Stap 1: PowerPoint presentatie en placemats opdracht

De start van mijn onderzoek vond plaats op de donderdag nadat wij de dinsdag ervoor met het hele team tijdens een lange avondvergadering hadden gebrainstormd over het schoolprofiel. De onderzoeker had van tevoren aan de bouwcoördinatoren gevraagd of de bouwvergaderingen voor één keer gemeenschappelijk konden beginnen en dat zij graag de eerste 15 tot 20 minuten van de vergadering wilde gebruiken voor zelfstandig werken en een opdracht die ze voor haar studie wilde doen.

De timing bleek echter slecht en de opbrengst was beperkt. Er werd verbazing geuit over de ongewone gemeenschappelijke start. Hoewel de teamleden duidelijk niet veel zin hadden om weer met elkaar in gesprek te moeten, gingen de meeste collega’s toch de opdracht doen.

Onderdeel van de agenda was ook feedback vragen aan het team. De onderzoeker vroeg of het haar gelukt was om de leerkrachten te informeren over wat haar opdracht was en draagkracht te creëren voor een beleidsplan zelfstandig werken. Naar het idee van de onderzoeker is de volgende opmerking tekenend voor het stadium waarin het proces zich op dat moment bevond: “Iedereen vindt dat toch al lang en we hebben er ook al heel veel aan gedaan “.

Zowel tijdens de opdracht en ook later bij het bestuderen van de placemats viel het de onderzoeker op, dat er eigenlijk weinig inhoudelijks uit was gekomen als antwoorden op de vragen over de opbrengsten van zelfstandig werken voor zowel de leerkracht al de leerling. Met name de laatste vraag was beperkt beantwoord.

IB06 2010-2011 Zelfstandig werken 26 Marina Groot Op basis van haar evaluatie van de eerste stap, besloot de onderzoeker meer aandacht te besteden aan de timing en de organisatie meer in eigen hand te nemen. Als volgende stap plande ze klassenbezoeken zodat het mogelijk werd om te kijken wat er nu eigenlijk inderdaad al door de leerkrachten aan zelfstandig werken werd gedaan. Bovendien was dit de mogelijkheid om individuele gesprekken met de leerkrachten te voeren, ze complimenten te geven over wat al goed gaat en zo de betrokkenheid en het mandaat van de onderzoeker te vergroten. Tegelijk zocht ze een mogelijkheid om de kennis van de leerkrachten over het doel van zelfstandig werken te vergroten. Dit zou de volgende stap worden.

Stap 2: Klassenbezoeken

De onderzoeker koos voor semigestructureerde observatie aan de hand van een checklist (Harinck, 2006). Aan de hand van een kijkwijzer (zie bijlage 5) werd

geobserveerd welke door de onderzoeker gekozen onderdelen van zelfstandig werken op dat moment zichtbaar waren en op welke wijze daar mee werd omgegaan. In een kort gesprek na de observatie positieve feedback gegeven en verduidelijking gevraagd.

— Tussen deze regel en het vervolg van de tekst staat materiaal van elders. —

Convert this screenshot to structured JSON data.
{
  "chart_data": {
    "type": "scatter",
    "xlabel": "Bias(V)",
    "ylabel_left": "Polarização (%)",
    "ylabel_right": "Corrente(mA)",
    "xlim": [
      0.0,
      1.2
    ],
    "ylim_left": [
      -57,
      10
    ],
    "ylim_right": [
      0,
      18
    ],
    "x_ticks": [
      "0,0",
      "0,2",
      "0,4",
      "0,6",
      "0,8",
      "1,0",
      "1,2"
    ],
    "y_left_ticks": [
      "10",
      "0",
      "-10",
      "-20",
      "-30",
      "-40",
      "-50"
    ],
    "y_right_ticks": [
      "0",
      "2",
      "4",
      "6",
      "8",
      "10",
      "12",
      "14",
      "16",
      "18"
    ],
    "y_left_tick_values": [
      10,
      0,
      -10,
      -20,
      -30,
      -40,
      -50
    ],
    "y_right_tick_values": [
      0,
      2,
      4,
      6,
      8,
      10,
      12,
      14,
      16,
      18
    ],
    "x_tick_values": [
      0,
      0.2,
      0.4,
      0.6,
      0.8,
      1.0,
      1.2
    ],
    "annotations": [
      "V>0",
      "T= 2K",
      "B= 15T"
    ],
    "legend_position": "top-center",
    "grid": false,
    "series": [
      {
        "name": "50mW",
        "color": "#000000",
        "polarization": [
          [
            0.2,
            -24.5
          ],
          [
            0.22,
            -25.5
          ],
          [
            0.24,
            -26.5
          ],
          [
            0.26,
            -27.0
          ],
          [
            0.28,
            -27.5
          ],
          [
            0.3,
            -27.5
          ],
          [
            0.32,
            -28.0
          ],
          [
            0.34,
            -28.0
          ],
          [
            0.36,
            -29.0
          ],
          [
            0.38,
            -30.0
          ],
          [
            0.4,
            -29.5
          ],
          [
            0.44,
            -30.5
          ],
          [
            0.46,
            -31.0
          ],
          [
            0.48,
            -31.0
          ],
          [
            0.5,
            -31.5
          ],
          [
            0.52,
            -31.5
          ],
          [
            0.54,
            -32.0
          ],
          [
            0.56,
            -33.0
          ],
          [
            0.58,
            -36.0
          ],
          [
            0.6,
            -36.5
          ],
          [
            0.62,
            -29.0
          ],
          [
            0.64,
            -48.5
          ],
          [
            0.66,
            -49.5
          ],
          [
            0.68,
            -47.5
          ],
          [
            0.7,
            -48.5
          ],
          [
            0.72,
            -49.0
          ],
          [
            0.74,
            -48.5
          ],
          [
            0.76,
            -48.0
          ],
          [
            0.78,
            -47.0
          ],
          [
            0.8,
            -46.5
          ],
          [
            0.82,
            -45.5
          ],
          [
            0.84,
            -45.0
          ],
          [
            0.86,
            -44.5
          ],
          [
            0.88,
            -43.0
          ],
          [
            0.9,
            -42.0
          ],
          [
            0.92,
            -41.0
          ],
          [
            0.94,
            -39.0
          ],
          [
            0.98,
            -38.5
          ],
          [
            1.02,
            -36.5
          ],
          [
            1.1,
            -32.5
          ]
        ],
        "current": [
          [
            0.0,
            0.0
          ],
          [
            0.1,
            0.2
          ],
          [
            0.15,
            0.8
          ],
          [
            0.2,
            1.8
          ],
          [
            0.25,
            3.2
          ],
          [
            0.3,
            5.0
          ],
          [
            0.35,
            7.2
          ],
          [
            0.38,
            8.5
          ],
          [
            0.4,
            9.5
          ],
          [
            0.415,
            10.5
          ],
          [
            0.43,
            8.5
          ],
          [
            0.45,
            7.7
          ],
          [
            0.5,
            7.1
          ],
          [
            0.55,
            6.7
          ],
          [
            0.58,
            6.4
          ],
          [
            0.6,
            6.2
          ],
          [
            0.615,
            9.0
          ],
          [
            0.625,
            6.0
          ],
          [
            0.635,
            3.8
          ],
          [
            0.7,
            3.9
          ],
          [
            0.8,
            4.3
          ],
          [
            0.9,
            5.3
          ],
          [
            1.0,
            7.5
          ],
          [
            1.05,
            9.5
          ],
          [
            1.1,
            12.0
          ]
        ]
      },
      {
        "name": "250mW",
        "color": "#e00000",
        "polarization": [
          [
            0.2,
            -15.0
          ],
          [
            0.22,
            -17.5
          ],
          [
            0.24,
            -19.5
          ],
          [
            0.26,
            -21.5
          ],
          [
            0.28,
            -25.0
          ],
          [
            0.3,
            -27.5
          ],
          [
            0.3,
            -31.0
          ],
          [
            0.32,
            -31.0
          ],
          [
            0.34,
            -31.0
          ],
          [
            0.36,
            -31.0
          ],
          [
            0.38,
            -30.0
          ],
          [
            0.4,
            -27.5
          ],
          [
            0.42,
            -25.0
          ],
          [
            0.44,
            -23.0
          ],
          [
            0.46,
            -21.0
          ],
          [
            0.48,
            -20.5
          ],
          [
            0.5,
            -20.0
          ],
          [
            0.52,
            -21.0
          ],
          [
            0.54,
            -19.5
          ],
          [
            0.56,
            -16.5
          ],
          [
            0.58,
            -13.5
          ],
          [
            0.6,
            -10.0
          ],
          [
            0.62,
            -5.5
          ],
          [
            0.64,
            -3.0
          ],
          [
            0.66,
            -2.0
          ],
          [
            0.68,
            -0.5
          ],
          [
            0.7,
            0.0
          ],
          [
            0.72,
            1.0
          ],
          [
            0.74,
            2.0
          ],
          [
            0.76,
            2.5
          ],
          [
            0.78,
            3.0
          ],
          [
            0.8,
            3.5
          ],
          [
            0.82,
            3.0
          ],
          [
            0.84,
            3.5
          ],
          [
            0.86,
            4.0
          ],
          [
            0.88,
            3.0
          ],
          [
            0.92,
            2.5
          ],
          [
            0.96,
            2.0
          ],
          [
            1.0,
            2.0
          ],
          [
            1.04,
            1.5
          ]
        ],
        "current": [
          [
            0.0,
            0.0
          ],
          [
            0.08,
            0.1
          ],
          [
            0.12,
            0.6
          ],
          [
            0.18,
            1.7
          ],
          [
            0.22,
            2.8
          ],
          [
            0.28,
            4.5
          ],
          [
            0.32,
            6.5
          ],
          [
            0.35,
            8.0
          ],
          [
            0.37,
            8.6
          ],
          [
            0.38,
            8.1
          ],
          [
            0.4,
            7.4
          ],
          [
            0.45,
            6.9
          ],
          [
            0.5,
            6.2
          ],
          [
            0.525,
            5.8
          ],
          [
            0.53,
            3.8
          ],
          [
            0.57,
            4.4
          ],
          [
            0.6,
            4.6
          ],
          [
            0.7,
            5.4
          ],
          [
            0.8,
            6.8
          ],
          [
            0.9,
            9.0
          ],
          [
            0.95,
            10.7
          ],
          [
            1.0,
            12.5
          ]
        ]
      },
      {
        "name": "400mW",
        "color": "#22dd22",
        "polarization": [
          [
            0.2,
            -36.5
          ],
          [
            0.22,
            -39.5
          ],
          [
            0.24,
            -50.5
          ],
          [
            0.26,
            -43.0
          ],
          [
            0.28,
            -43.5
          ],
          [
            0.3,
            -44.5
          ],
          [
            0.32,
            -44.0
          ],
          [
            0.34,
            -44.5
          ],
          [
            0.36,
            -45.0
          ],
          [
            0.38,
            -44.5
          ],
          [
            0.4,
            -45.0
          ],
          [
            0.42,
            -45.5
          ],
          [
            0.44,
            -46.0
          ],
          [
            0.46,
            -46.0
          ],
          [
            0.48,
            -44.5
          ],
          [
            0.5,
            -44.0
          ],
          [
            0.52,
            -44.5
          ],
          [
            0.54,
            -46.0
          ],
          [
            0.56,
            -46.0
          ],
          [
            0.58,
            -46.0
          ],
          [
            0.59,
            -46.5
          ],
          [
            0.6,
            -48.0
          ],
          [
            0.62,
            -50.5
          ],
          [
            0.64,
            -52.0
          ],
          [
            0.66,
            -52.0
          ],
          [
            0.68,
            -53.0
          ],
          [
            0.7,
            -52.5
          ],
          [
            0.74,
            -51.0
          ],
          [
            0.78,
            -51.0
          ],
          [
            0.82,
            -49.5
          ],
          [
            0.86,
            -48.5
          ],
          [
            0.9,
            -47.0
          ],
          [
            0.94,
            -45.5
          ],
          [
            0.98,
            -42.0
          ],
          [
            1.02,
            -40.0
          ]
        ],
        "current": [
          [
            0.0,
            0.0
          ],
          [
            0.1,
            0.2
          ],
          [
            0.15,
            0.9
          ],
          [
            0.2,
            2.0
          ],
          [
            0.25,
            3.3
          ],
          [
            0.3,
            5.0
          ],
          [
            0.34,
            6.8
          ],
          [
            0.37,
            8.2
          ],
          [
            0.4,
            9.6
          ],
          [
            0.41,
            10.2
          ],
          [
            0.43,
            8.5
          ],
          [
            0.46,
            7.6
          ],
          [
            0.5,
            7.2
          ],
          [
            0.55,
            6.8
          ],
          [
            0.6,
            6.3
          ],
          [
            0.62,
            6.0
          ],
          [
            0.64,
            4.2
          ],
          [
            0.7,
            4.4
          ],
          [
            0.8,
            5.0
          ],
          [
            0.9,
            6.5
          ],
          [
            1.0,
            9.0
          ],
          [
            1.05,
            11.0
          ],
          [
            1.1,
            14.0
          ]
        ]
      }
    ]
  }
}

Daarna ging het verslag met een paar tips en tops naar de leerkracht en werd gevraagd eventuele verbeteringen of aanvullingen te doen.

De belangrijkste informatie die de onderzoeker uit deze klassenbezoeken heeft gekregen is dat leerkrachten ieder op zich persoonlijk meesterschap bezitten en zij zelf ook weer goede ideeën heeft opgedaan voor haar eigen groep. Op het gebied van zelfstandig werken is er duidelijk geen doorgaande lijn. Onderdelen die wel in de klas aanwezig zijn worden niet of onvoldoende gebruikt. In de groepen 1 t/m 4 ontbreken instructietafels en krukken op de juiste hoogte. In alle klassen ontbreken geschikte kasten en de

onderzoeker denkt dat er meer uniformiteit in de inrichting zou moeten zijn. De leerkrachten van groep ½ werken met een prachtig planbord (zie bijlage 6). De

leerkrachten van groep 3 gebruiken het planbord van de methode Veilig Leren Lezen. De leerkrachten van groep 5 en 6 werken als enigen met een schriftelijke weektaak. Andere leerkrachten zetten de taak op het whitebord. De mate van zelfstandigheid van de leerlingen verschilt enorm.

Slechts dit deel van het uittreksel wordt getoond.